Natalia Demina has given an opinion to RBC on possible changes in the procedure for the division of property during a divorce

Natalia Demina - Senior Associate

Pavel Krasheninnikov, Head of a State Duma Committee, and Tamara Pletneva, Head of the Family Affairs Committee, introduced a bill to Parliament that will create a concept of common property of spouses in the Family Code, which provides for its division in the event of a divorce in a single trial. The explanatory note to the proposal states that in current practice the property of spouses is considered as a set of assets, which allows unscrupulous ex-spouses to file different claims several times on the division of common property. “And only when, after some time, the heirs of one of the spouses or his creditors appear, the question arises of what is the fate of property not mentioned in judicial acts. In what proportions is it divided between them, and was it divided at all?” stated the law’s proposers.

For RBC Petersburg, the Head of the Private Wealth practice at Maxima Legal, Natalia Demina, studied the bill and provided an evaluation.

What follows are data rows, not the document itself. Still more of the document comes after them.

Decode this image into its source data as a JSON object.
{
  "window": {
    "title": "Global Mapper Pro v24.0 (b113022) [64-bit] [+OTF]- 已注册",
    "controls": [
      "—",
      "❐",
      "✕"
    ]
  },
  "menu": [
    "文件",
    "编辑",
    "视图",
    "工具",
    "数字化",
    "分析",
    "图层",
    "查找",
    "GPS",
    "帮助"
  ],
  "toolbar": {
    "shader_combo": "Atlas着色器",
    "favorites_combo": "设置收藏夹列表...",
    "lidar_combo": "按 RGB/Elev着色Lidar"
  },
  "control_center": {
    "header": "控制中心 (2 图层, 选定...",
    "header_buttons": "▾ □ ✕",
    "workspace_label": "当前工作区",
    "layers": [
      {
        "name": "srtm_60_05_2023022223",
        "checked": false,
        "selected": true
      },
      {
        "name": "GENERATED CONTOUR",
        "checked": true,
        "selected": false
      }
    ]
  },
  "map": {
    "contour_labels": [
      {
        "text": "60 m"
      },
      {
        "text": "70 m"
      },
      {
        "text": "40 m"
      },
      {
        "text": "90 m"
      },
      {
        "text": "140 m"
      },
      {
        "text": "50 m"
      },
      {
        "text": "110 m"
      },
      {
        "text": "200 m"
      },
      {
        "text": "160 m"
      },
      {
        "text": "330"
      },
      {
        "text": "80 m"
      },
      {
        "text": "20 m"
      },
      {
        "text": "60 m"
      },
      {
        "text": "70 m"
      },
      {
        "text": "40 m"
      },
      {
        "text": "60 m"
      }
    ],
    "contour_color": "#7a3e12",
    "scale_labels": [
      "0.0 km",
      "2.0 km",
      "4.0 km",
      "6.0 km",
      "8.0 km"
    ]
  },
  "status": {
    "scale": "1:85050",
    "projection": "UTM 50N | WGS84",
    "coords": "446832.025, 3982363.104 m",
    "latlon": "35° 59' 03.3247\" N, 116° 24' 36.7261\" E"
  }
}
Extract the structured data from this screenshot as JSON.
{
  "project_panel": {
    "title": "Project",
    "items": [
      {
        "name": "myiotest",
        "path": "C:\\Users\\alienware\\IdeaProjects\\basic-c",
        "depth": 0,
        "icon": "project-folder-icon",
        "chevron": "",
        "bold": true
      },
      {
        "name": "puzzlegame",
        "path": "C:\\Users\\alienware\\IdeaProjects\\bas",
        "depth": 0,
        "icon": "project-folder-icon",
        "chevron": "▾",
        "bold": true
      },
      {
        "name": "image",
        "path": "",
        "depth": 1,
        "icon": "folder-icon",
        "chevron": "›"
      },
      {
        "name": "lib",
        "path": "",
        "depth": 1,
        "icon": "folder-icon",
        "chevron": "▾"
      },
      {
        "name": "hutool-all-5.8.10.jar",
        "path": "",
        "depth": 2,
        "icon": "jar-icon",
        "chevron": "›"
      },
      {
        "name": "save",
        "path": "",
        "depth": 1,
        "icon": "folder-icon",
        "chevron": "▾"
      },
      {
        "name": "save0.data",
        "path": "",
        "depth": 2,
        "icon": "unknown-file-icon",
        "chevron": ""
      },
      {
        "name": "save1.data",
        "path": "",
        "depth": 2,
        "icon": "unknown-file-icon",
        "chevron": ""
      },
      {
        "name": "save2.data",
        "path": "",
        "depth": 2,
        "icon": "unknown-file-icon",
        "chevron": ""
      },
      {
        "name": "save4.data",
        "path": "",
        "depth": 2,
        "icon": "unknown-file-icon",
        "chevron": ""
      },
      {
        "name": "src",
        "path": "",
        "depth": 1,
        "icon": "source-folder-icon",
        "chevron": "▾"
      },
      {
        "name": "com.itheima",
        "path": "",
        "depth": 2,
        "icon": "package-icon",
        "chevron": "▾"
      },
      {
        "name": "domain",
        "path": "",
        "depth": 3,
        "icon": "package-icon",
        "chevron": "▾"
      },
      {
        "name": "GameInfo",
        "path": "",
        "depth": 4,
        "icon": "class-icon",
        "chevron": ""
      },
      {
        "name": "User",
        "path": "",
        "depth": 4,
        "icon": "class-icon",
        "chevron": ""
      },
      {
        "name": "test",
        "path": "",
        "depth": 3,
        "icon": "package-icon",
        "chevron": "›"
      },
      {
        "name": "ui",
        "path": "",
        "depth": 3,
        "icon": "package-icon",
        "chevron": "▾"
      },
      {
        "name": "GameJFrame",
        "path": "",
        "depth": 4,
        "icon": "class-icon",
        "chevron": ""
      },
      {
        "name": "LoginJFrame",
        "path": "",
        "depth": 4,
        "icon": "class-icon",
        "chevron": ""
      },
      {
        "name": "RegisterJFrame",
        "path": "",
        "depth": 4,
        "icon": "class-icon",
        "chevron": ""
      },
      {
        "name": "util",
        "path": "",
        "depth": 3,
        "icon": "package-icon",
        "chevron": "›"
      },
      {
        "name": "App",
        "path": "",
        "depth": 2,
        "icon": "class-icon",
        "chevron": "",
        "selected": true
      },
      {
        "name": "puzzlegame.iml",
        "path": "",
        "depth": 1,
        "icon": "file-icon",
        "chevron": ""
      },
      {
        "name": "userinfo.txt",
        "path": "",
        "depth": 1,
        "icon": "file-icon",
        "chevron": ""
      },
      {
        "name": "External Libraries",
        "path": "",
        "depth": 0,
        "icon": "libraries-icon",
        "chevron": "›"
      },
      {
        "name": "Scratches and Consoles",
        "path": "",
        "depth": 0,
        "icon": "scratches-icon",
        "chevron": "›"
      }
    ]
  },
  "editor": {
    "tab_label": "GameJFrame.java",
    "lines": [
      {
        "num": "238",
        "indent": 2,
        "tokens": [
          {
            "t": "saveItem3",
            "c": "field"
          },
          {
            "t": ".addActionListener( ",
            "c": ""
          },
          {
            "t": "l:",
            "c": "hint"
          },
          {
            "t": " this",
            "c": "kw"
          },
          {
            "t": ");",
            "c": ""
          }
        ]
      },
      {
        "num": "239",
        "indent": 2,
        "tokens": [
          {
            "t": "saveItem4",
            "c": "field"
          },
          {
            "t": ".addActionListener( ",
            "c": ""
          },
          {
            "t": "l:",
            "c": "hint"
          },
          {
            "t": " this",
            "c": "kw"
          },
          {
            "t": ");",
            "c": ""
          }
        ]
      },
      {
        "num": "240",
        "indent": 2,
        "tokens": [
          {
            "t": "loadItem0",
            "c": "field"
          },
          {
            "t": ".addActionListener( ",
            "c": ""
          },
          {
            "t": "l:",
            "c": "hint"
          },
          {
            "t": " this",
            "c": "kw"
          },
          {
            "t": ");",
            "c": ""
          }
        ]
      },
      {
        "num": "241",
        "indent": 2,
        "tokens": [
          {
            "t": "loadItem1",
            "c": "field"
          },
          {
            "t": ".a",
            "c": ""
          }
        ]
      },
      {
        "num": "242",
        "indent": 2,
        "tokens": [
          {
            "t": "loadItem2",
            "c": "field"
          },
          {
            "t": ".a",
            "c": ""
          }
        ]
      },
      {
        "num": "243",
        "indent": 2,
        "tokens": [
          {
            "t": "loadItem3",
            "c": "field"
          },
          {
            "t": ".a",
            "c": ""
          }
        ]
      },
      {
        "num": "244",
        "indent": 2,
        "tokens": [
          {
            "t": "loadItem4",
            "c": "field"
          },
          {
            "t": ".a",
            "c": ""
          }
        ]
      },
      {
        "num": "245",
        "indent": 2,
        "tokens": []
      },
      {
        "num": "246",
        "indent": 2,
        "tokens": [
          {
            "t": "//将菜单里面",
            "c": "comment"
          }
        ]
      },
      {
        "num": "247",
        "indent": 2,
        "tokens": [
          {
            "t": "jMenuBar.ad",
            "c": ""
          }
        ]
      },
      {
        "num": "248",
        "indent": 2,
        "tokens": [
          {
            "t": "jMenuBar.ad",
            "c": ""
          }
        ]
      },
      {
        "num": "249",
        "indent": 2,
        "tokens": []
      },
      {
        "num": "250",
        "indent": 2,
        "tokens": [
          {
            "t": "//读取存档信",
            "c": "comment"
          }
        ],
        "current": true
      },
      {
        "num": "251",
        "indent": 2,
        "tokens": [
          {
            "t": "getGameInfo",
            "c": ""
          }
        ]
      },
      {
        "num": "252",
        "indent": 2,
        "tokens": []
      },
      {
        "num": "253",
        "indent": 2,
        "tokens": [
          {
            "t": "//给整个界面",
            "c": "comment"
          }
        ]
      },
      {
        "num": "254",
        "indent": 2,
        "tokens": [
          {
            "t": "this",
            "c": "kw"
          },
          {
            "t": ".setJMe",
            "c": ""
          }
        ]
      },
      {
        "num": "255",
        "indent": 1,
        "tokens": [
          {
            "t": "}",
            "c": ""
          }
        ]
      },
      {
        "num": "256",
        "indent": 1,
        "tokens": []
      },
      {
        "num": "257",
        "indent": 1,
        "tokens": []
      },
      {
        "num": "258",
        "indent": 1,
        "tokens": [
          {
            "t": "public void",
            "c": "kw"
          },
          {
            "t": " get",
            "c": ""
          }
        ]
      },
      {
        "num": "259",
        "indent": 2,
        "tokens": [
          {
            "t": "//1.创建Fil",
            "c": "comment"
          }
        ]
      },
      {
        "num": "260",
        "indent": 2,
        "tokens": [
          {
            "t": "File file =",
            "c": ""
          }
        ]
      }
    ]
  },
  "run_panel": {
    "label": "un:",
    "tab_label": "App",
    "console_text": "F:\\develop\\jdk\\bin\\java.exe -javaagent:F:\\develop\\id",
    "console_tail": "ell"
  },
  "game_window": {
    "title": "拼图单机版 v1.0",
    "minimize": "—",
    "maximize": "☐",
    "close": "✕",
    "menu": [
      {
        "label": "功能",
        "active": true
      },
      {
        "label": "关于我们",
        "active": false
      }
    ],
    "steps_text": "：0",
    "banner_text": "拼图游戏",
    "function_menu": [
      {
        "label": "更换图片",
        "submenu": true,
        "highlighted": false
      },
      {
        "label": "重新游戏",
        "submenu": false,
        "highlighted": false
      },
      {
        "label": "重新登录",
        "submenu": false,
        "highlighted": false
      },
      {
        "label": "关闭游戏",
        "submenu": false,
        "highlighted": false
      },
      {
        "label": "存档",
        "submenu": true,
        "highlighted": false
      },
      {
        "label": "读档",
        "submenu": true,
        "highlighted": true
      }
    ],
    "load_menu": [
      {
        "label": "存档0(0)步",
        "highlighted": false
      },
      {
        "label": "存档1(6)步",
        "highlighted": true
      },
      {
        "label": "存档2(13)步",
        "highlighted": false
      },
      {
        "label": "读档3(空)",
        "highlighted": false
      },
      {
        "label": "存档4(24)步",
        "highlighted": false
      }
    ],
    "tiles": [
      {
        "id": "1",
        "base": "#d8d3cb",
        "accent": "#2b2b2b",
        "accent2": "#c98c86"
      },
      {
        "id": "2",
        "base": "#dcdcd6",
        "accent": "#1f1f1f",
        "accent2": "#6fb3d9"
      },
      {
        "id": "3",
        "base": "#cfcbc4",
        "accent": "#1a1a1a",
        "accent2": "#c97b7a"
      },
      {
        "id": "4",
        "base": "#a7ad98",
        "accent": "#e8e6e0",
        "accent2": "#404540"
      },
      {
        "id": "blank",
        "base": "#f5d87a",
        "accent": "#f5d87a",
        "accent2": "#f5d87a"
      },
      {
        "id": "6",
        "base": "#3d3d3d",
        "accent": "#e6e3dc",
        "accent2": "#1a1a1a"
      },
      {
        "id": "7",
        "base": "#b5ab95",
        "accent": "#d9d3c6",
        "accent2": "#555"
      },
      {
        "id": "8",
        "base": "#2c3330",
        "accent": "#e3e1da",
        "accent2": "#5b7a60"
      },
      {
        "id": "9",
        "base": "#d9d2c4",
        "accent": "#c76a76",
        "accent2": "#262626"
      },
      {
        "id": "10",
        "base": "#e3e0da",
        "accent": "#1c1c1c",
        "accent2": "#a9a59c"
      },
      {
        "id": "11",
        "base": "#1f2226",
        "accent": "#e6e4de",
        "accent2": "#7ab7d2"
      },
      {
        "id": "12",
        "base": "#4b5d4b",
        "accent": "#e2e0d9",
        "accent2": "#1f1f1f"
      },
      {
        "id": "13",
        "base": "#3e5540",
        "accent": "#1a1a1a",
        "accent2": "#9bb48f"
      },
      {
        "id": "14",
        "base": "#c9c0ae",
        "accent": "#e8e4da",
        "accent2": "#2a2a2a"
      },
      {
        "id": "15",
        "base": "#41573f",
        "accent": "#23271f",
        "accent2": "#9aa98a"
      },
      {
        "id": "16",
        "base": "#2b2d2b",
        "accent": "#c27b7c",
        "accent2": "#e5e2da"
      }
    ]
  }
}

“After studying this bill, I have more questions for its authors than answers. The authors of the bill absolutely rightly draw attention to the fact that family law binds certain rights and obligations of spouses to absolutely value concepts. For example, the fact that a particular debt in a marriage is recognised as general or personal depends directly on whether the money was spent on “the needs of the family” or was spent on “personal needs” (both are valuation concepts). Or, for example, another category, the “extremely unfavorable situation” of one of the spouses – as the basis for invalidating a marriage contract.

But the proposed changes, in my opinion, do not solve this problem. The proposal itself to consider both property and debts as “an integral property complex”, “regardless of whether it was acquired in the name of one of the spouses or in the name of which or by which of the spouses was paid,” seems controversial.

In practice, the structure of the common property of the spouses is diverse and can consist of the contributions of each spouse with a different percentage. Moreover, the contribution of one of the spouses to the formation of common property can be made at the expense of personal income. Judicial practice now takes into account such situations, and the court can, derogating from the equality of shares in the division, determine them in relation to a specific property, for example, a country house, like 9/10 and 1/10, and not 50/50.

The proposed changes can unambiguously lead to a violation of the rights of one of the spouses – the spouse whose contribution was greater and due to personal income. If we put on the scales the possibility of abuse in multiple processes, which the initiators write about in the explanatory note, and the possibility of violating the law, then the choice should always be in favour of protecting the law.

In addition, it seems to me that the abuses of the ex-spouse mentioned are not every-day and widespread practice. In our practice, in most cases, the client and ex-spouse try to share all the property in one process. Of course, a situation may arise in which one of the spouses hides some of the property from the other during the division. Usually we are talking about foreign assets (real estate, shares in companies, accounts) or movable property (investment shares, securities, rights of claim under loan agreements).

If at the end of the case on the division of property, the spouse finds information that during the marriage, it turns out, an apartment in Spain and a share in a company in Hong Kong were acquired, then he/she has the right to start another process on the “balances” section, because he/she has a right to a share in all jointly acquired assets. At the same time, even if we are talking about multiple processes, it should be noted that such fragmented cases still do not lead to a review of previous division court cases.”